How to get the best from social media in the Work it Out Way.
As Individuals, social media promised us something wonderful. It offered connection. It offered conversation, discovery and even community. And for a while, it delivered. We were able to meet people we would never have met otherwise. We could share ideas, find others who cared about the same things, and start conversations that crossed borders, time zones, and backgrounds.
But like so many things, it didn’t take long before social media got pulled into the old business ways. These platforms, which began as places to connect, slowly became commercial engines. The goal shifted quietly from relationship to visibility, from conversation to marketing and from human interaction to performance metrics. Posts became part of marketing funnels. Conversations became content and pieces of content were carefully crafted, not to serve, but to sell. The purpose became to generate clicks and to create leads. Many of us stopped thinking about the people we were speaking with and started thinking about conversion rates. Whether we realised it or not, every post began to hold a quiet undercurrent that made us ask "When and how will this turn into a sale?"
Even when our intentions were good, the system pulled us back. We became trapped inside algorithms that rewarded visibility over depth, audience-building over real relationship, and performance over authenticity. Slowly, the platforms trained us to think like marketers, even when what we really wanted was something much simpler, to connect with others, and to build something meaningful together.
But here’s the good news: social media doesn’t have to trap us. We can use it differently. In fact, that’s exactly what the Work It Out Way allows us, and enables us, to do.
We don’t need to use social media to build audiences. We can use it to find people. We can be there not to sell, but to listen, share our purpose and to quietly bump into people who share our mission. Social media can simply become a meeting ground, a place where some of the first conversations may happen.
And when we meet someone who resonates with us, someone who cares about similar issues, who wants to build a kinder peaceful world, who shares our concern for a particular group or community, who want to help our children learn a better way of being or to look after our planet, something wonderful can happen. The conversation immediately changes. We stop thinking, “Who can I sell to?” and instead ask, “Who can we explore this with?”

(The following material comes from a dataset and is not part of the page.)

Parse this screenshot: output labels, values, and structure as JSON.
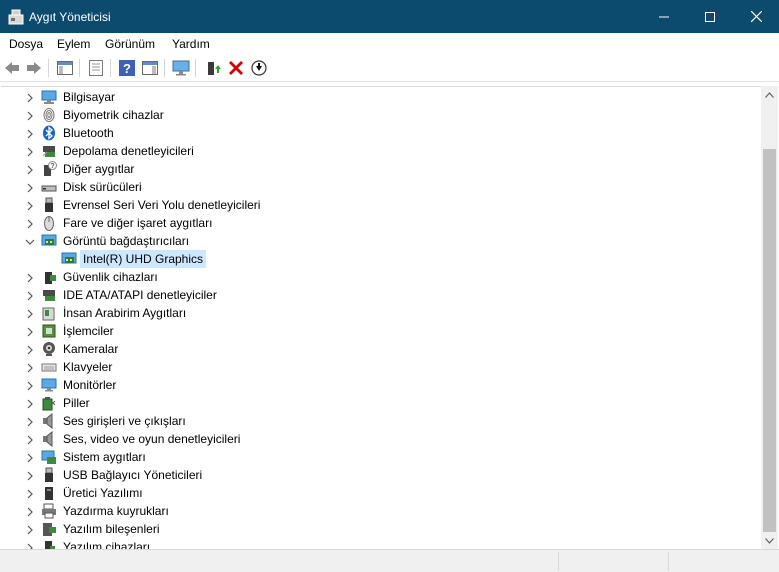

And that’s where the real shift can start to happen. Once we’ve found those people, we can take a very deliberate next step and leave the platform. We can step out of the algorithm and move into our own circles of contribution. These are small, real communities where the pressure disappears, and authentic relationships grow.
Inside these Work It Out circles, we are no longer bombarded by distraction, adverts and clickbait or playing the algorithm’s game. We’re no longer passively scrolling and being manipulated by systems that reward clicks, likes, or performance. And most importantly, we’re no longer pulled back into that old business reflex of trying to monetise every interaction.
In our circles, we are protected from the external commercial world that constantly tries to drag us back to transactions and marketing tricks. Here, we can simply have the conversations that matter. We listen to each other. We talk about who we want to help, what problems we care about, how we might do something useful for others, the impact we want to create, and the work we can do together.
From these real communities, businesses can naturally emerge. But they’re not built on selling. They’re built on contribution. People collaborate, share resources, create programs, offer services, and invite others in. And it’s always focused on shared purpose, never just personal profit.
In this way, social media is returned to what it was always meant to be: a place to find the right people. But the real work, the real relationships, and the real business happen once we move beyond the platforms that are owned by others and step into our communities of purpose.
We don’t build funnels anymore, we build circles. We don’t build audiences, we build communities. And from those communities, we build businesses that serve, contribute and make a real difference. We are all building an amazing legacy together. This is how we reclaim social media, not by rejecting it, but by using it for what it can genuinely offer. With AI we have the chance to find those we are meant to build with. And once we’ve found them, we step into the real work, together.